Как только я вошел в туннель и снова увидел незакрепленные, ждущие бетона участки, мысли мои вернулись к Рожицыну. Что он за человек в конце концов? В нем было что-то невозмутимо-равнодушное, я бы сказал — созерцательное. Глядя на Рожи-цына, думалось, что грохот взрывов, буровая пыль, полумрак штольни, — словом, все, что связано с трудной и «грязной» работой горняка, шахтера, — должно быть чуждым и неприятным этому человеку.

«Откуда он такой? — спрашивал я себя; и отвечал: — Оттуда же, откуда и все мы. Из школы. Из института. Жизни, конечно, не нюхал. Из школы в институт прошел точно по стеклянным, отгороженным от внешнего мира коридорам. А из института — на производство… Наверное, и во время учебной практики выбирал такие места, где можно было прожить без лишних тревог и забот».

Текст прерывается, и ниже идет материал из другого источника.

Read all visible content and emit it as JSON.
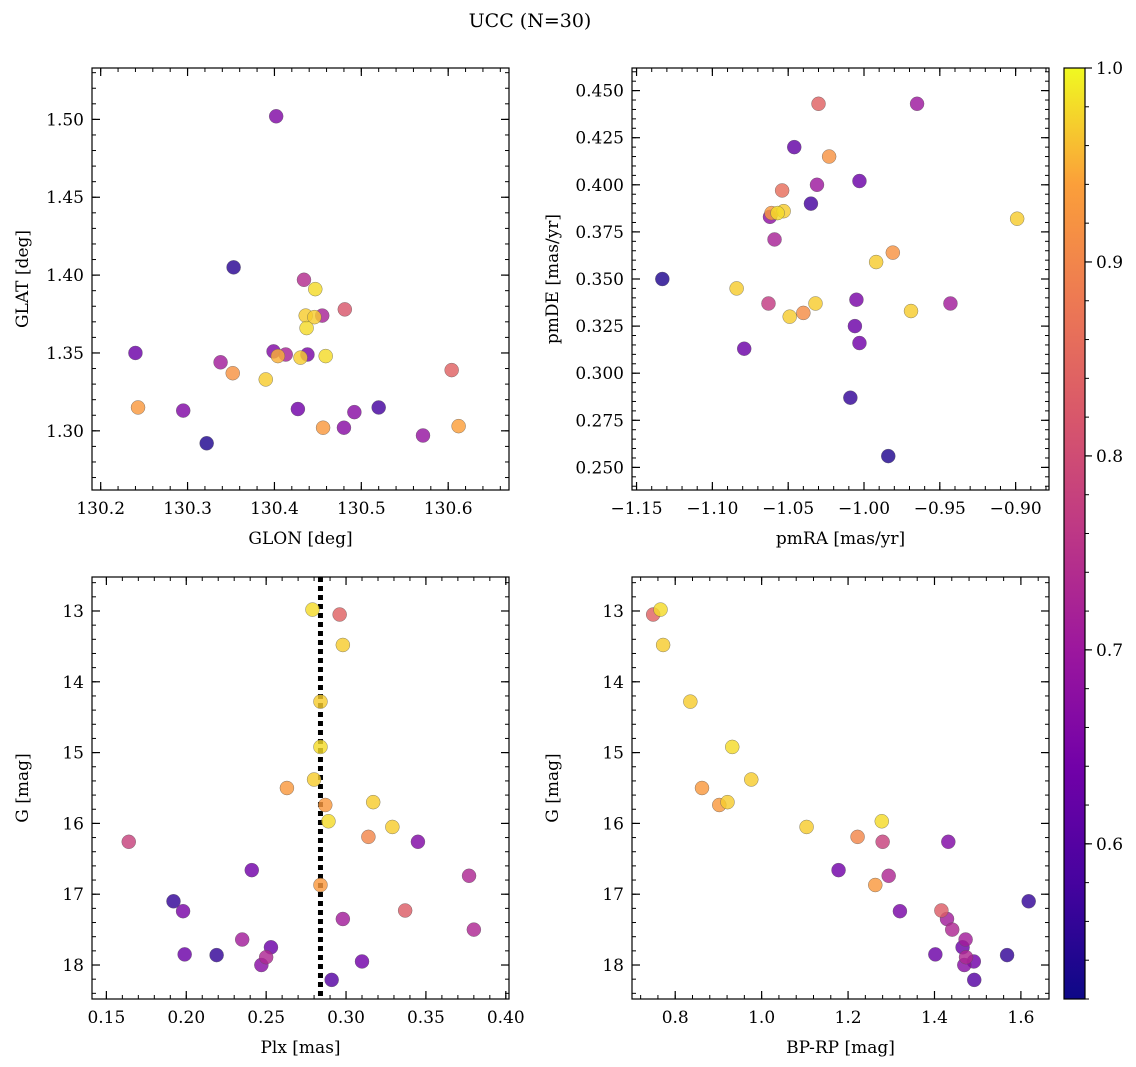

«Ну, хорошо, — возражал я себе. — Но ведь это обычная биография молодого человека. Школа, вуз, производство… Разве ты сам не прошел точно такой же путь?

Прошел. Ну и что же? Разве я не чувствовал себя неучем, когда около двух лет назад приехал сюда? Да, я был неучем не только потому, что обладал лишь теоретическими знаниями и не сразу научился применять их на практике. У меня не было вдобавок никакого опыта общения с людьми, с производственным коллективом. Все это так. Но я не хитрил, не «комбинировал», как Рожицын. Нет».

Я медленно шел по забетонированному участку туннеля. Отсюда, снизу, самого свода почти не было видно. Он скорее угадывался в дымке постоянно висящей в воздухе буровой пыли. Среднюю часть туннеля уже обрушили, и теперь, раздавшись в стороны, она была значительно шире, чем сама штольня. Глухой рокот бурения доносился откуда-то издалека. Там, в невысоких нишах, часто не имея возможности выпрямиться или даже повернуться, бурильщики забуривали свои шпуры.

«Что же все-таки за человек этот Рожицын?» — размышлял я.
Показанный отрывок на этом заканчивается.